時計の針は12時14分で止まったままだった。それはなにかエモい理由じゃなく、ただの電池切れだった。ふたたびその針を動かすには、そのへんに転がっている単3電池を交換すればいい。だけど僕はあえてそのままにしている。時間を見るならテレビもあるし、スマホのアラームもあるからね。
つまり、時計なんてなくても、生活に支障はまったくないんだ。それなのに、ふとした拍子に時計を見てしまう。そして、そのたびに、12時14分で止まった針を見て、ああ…、と納得する。
この国のどこかに、あえて時計を置いていない高級な旅館があるって聞いた。テレビも時計もない、時間を忘れた旅館。目的は、時間に縛られない空間の演出とか、そんなくだらない趣旨だったと思う。真の癒やしは時を忘れることなんだ。
僕もそれに習って、時計を止めたままにしている。そうすれば、電池切れの時計さえ誇らしくさえ感じる。
一方で、ときおり無意識に時計を見てしまって、そのたびに僕は、自分の未熟さを呪って、時計から無理やり視線を引きはがす。まだまだ、だ。何がまだまだなのか分からないけど、とくかくまだまだなんだ。
止まった時計にも慣れて、もう忘れかけていたころ、掃除のついでに電池を入れてみた。やっぱり、ただの電池切れで、丸い壁掛け時計は、ふたたびチッチッチと軽快なリズムを刻みはじめた。

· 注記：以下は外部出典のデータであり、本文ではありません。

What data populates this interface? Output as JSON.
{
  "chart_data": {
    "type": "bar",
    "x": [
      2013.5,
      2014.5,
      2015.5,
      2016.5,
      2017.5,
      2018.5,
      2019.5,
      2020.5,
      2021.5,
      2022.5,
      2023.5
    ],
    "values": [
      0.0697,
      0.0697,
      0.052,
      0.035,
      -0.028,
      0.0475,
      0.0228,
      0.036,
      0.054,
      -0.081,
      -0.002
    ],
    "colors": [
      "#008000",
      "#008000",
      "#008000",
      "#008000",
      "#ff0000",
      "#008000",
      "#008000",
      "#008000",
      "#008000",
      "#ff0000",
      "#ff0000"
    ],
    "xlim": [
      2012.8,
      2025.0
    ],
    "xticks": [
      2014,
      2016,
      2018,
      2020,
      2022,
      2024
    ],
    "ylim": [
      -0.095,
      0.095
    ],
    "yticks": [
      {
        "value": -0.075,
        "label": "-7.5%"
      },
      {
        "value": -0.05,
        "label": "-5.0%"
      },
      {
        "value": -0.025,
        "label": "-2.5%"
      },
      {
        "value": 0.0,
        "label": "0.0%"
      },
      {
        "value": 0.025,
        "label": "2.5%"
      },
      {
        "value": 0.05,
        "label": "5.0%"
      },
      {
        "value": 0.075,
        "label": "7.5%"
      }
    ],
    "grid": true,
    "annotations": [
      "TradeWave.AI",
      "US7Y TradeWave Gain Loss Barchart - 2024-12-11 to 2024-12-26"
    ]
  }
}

それから、寝転んでゲームをしていた。子供のいない僕の暮らしは、自由で、気が向いたときにアイスを食べる。ウチにいるときは、まるで永遠の夏休みみたいだ。
そして時計を見ると、もう2時間たっていた。あと1時間ゲームをしたら、鉄腕ダッシュがはじまる。それを見ながら夕飯を食べる。
時計が動きだしたら、なんだか急にメリハリが出てきた。まっさらな画用紙に定規で線を引いたように、暮らしに区切りがついたんだ。やっぱり時間はすごい発明なんだ。